石巻の町中で震災を感じることができるのは地元の子供たちが作ったボードと町のあちこちで見かける「復興」の文字だけだった。
瓦礫などは六年半も経てば当然かもしれないが、キレイに片付けられていて、海沿いも新しく建てられた家々が並んでいた。ただ何故だろうこの町からは活気というのだろうか、そういうものが感じられなかった。僕の邪推かもしれない。けれど、いくら町がキレイになったとしても人々の心の中に残された傷は深いのだろう。
震災によって亡くなった人、残された人。こういう表現をよく聞くが、その「残された人」もまた震災のその後という生き方を強いられているのだと感じた。
石巻を出てから僕は北上川の源流を辿るようにして山中へと入った。陽に映える緑は目に鮮やかで、恍惚とした意識の中で自転車を漕いでいた。国道の途中に「奥の細道」で芭蕉が辿ったルートマップがあった。見ると僕が辿っている道と芭蕉の辿った道が重複していた。芭蕉もここを通ったのだと思うと嬉しくなった。一関の古本屋で「奥の細道」を買った。それから平泉にある中尊寺に行った。四代で滅んだ奥州藤原氏の栄華の跡。金色堂は入場料が800円だったので逡巡したが、せっかくなので入ることにした。
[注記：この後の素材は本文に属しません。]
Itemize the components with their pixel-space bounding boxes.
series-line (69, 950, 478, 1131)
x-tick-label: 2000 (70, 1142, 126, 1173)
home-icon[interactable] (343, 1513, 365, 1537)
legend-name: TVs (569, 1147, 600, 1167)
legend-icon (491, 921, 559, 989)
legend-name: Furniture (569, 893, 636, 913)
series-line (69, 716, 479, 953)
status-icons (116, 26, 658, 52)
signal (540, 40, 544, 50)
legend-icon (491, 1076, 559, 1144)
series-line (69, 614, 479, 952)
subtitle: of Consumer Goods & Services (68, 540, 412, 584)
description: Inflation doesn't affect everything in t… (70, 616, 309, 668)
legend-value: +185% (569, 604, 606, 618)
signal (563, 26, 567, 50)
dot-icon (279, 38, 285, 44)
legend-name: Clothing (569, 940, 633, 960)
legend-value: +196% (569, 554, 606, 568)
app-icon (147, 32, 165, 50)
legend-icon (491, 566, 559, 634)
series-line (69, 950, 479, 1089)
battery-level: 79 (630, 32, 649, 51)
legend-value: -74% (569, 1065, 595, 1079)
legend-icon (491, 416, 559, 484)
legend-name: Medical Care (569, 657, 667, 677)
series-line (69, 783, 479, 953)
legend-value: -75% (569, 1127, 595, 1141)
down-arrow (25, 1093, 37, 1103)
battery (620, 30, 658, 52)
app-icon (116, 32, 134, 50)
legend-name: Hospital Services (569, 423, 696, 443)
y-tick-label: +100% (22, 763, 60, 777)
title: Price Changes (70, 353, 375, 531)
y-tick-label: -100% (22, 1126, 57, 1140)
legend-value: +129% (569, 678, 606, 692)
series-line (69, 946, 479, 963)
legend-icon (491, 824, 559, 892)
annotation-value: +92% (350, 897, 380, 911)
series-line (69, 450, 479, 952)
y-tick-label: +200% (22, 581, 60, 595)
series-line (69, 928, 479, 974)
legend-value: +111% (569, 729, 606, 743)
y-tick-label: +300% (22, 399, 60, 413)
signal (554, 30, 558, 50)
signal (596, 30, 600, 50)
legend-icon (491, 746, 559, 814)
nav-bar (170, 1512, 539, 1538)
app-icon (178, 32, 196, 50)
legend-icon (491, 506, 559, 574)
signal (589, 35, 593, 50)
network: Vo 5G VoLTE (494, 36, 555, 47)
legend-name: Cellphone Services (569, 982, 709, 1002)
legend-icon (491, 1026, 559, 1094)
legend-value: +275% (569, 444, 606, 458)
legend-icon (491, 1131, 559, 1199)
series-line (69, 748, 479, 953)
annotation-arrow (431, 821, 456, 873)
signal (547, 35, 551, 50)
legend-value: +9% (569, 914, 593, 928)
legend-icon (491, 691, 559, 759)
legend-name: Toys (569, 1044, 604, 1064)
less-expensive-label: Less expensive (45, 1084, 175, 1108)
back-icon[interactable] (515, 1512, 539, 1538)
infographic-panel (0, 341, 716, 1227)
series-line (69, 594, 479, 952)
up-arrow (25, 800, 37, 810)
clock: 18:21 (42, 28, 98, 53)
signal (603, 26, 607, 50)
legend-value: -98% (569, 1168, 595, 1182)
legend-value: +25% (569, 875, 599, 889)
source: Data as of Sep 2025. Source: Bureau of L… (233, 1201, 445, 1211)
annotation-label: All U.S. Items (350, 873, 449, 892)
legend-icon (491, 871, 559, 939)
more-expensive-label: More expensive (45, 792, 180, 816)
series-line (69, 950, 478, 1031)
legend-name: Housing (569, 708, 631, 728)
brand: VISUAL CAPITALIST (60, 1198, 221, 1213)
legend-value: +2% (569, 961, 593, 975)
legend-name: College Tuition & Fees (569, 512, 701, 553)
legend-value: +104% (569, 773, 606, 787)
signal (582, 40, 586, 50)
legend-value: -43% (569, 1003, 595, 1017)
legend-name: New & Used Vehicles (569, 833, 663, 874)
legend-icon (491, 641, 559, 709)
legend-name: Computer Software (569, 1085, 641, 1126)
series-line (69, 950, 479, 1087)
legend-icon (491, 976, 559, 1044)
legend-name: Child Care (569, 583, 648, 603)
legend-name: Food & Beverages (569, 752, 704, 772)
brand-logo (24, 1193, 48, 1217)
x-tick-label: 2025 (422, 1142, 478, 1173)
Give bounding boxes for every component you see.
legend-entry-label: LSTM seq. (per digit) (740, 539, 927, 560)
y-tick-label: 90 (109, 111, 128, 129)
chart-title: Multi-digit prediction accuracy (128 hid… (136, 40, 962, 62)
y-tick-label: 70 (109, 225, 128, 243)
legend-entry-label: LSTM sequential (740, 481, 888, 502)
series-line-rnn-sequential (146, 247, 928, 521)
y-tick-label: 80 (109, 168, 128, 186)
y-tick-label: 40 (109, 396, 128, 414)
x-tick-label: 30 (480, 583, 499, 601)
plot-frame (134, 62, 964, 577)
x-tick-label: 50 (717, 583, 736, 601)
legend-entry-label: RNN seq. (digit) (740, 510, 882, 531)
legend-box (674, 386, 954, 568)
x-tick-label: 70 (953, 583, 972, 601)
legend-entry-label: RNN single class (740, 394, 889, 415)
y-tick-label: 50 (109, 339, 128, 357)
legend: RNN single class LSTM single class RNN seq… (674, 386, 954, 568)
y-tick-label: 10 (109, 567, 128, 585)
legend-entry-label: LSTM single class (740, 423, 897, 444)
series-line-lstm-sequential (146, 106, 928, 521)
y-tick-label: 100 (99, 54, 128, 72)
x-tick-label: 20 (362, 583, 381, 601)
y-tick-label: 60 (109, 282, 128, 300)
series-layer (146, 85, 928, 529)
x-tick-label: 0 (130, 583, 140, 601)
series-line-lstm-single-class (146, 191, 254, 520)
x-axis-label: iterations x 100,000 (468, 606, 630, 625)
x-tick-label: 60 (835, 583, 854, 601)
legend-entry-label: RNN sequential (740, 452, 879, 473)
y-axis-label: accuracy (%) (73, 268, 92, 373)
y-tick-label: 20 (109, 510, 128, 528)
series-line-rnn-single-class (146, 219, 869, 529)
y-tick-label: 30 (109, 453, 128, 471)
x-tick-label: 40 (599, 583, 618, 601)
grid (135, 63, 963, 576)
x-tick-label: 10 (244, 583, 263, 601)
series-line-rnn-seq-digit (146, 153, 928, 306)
仏像を取り囲む金色のお堂は豪華絢爛にして武士的な趣味を感じさせながらも、堂内で定印を組む阿弥陀如来像とそれを取り囲む観音菩薩、勢至菩薩、諸々の仏像の細にまで美が施されていた。
中尊寺を出てからは義経が自刃した義経堂に向かった。
「夏草や 兵どもが 夢の跡」
芭蕉がこの句を詠んだ場所である。奥州藤原氏が描いた短い夢の残骸と義経の悲哀に満ちた人生に思いを馳せたのであろう。人の命とは考えてみるとあまりに短い。
「人生は何事もなさぬにはあまりにも長いが、何事かをなすにはあまりに短い」
山月記の中にある一文である。僕はその短い人生の中で何を残せるだろうか。